Some people may even find themselves without a job as companies are forced to lay off workers in an effort to stay solvent. Trimming discretionary spending now can be good practice for making it through the month on a smaller income. It’s also a good idea to squirrel away some of that money for a rainy day.
Do: Consider a refinance
The silver lining of an economic environment like this is falling interest rates. Refinancing an existing mortgage at a lower rate can potentially save homeowners several hundreds of dollars a month. That extra breathing room in a budget can be a real benefit in case of salary cuts or even a layoff during a recession.
Be sure to work out the numbers carefully before considering this move since a refinance isn’t cost-free.

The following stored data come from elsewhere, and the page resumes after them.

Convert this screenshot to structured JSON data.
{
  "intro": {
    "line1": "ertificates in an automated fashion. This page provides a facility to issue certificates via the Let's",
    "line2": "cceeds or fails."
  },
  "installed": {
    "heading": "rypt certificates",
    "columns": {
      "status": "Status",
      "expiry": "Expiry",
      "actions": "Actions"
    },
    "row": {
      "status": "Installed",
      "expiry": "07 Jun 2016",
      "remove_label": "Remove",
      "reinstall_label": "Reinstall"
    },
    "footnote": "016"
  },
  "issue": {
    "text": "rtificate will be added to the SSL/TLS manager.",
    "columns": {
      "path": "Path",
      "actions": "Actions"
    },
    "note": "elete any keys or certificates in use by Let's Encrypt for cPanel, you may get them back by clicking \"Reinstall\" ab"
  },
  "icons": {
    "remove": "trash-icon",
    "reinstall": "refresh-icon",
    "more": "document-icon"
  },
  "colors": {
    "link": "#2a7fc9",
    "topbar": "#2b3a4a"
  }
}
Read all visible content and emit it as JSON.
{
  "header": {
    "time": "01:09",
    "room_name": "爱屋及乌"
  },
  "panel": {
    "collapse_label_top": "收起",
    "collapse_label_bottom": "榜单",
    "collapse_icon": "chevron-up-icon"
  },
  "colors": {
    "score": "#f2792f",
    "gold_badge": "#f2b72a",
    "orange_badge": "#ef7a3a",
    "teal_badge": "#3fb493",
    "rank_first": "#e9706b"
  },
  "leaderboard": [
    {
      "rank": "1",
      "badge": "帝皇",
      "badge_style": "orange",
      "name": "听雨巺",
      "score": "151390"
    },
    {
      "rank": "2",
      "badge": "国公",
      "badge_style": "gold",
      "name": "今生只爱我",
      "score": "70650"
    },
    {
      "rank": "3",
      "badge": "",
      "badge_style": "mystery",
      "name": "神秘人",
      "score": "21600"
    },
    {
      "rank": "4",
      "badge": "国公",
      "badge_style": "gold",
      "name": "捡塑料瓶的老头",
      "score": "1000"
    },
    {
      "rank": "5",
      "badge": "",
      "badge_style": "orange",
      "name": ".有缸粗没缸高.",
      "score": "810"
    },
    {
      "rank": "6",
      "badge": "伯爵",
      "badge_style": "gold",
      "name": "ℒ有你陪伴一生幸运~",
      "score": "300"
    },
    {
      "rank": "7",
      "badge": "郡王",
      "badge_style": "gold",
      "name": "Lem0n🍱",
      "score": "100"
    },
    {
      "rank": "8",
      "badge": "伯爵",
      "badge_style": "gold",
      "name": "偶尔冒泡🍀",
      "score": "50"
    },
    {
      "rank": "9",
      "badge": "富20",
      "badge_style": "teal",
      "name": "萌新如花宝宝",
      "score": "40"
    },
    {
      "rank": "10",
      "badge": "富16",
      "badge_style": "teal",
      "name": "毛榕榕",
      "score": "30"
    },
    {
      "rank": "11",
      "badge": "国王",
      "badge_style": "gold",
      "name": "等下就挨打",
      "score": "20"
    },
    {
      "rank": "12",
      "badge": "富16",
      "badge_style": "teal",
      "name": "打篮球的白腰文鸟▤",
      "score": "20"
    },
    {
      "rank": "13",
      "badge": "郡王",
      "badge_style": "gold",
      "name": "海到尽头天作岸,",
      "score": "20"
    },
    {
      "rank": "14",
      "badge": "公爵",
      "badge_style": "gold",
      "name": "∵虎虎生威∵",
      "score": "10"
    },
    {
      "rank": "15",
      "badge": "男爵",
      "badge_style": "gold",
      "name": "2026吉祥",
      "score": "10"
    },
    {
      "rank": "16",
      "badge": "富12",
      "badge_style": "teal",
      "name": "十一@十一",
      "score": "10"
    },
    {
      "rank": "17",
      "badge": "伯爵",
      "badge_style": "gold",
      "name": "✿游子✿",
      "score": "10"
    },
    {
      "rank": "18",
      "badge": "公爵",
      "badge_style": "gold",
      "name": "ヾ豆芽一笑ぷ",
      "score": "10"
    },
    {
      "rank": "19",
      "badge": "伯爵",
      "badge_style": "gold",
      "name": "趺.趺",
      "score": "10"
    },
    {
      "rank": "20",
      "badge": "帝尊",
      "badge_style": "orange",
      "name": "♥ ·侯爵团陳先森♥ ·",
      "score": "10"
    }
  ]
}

You can speak to a Mortgage expert at Genisys Credit Union to learn about your options.
Do: Consider Short-Term Loans vs. Credit Cards
Finally, your credit union remains dedicated to helping the community grow, particularly in trying times such as these. A short-term, personal loan is a great option to help you get through, rather than using traditional credit cards that offer revolving credit at alarmingly high-interest rates.
Short-term loans have set payment terms and are easier to repay than credit cards and payday loans. Not only will you pay less interest, but you’re likely to repay the debt much faster than with credit cards, too.
The coronavirus has already impacted the economy tremendously, and will likely continue to do so for a while. Keep your own finances safe by remaining calm, putting your health first and taking some of the practical steps mentioned above.